Brick and mortar will never die
And why that’s a good thing
Earlier this month I was invited to Dublin to speak on a panel at the Web Summit conference about how the on-demand economy is changing how we work, and traditionally offline companies were coming online. I was joined by Leura Fine of Laurel and Wolf, an amazing interior design marketplace that connects clients virtually with designers, and Alex Stephany of JustPark, a platform that matches drivers with parking spaces. I was there as the CEO of Reserve, a digital dining concierge service that helps people find great restaurants, make a reservation and seamlessly pay or split the check after the meal.

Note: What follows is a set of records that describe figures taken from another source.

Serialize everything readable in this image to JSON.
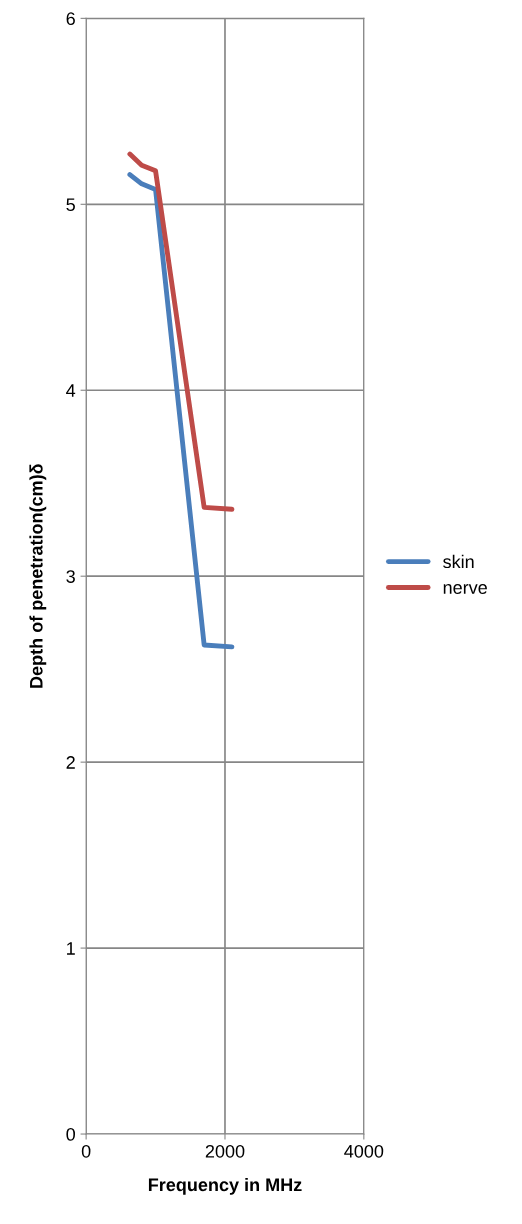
{
  "chart_data": {
    "type": "line",
    "xlabel": "Frequency in MHz",
    "ylabel": "Depth of penetration(cm)δ",
    "x": [
      630,
      800,
      1000,
      1700,
      2100
    ],
    "series": [
      {
        "name": "skin",
        "color": "#4a7ebb",
        "values": [
          5.16,
          5.11,
          5.08,
          2.63,
          2.62
        ]
      },
      {
        "name": "nerve",
        "color": "#be4b48",
        "values": [
          5.27,
          5.21,
          5.18,
          3.37,
          3.36
        ]
      }
    ],
    "xlim": [
      0,
      4000
    ],
    "xticks": [
      0,
      2000,
      4000
    ],
    "ylim": [
      0,
      6
    ],
    "yticks": [
      0,
      1,
      2,
      3,
      4,
      5,
      6
    ],
    "grid": true,
    "legend": "right",
    "marker": "none",
    "line_style": "solid"
  }
}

We were there to share our learnings as successful entrepreneurs, and it was great to be around so many young companies who were excited about digitizing offline services — an important step to help many industries connect and continue to evolve in our connected world. But I came away wishing I had stressed one point more strongly — an important thing to remember for any Internet entrepreneur:
Brick and mortar will never die. — Tweet this
There are some industries that will never fully go online — and that’s a good thing. You can’t park your car in a digital garage, and few people get excited at the thought of a 3D-printed Spaghetti Carbonara. Brick and mortar will never die in part because we live in a physical world, and necessarily need to interact with real-world businesses. The persistence of these establishments means there are substantive and interesting opportunities for entrepreneurs to help bridge our online and offline lives.
But brick and mortar will also never die because there are some things that are just fundamentally better to do in person. There’s no real digital equivalent to meeting up and breaking bread with old friends, or sharing a meal with new ones. And it’s striking that the most digitally savvy generations, millennials, are embracing real-world experiences like dining out; millennials actually go out to eat more than any other generation in history.
Still, online is changing and shaping offline experiences in all sorts of ways. A couple of months ago, as part of a series on the WTFEconomy, Tim O'Reilly did a great job of outlining how Instacart partners with grocery stores — providing on-demand logistics that at the end of the day create a new way for shoppers to engage with stores and purchase goods.
Companies like JustPark, Breather NYC, Reserve, Uber and others are making traditionally offline services or assets (like parking spaces, conference rooms, restaurant tables, cars, etc.) digitally bookable online, and in turn creating new ways for people to interact with the world around them, bridging the gap and helping our digital and physical lives be a bit more seamless. And rather than seeing brick and mortar as a competitor to conquer, none of our businesses would last long without our real-world assets. In fact, at Reserve one of our goals is to try and make our restaurant partners as successful as possible — I would guess Instacart feels the same way about their grocery partners.
How do you see online and offline companies working together? Do you think it’s still a competition? Mutually beneficial cooperation? Or a mix in between?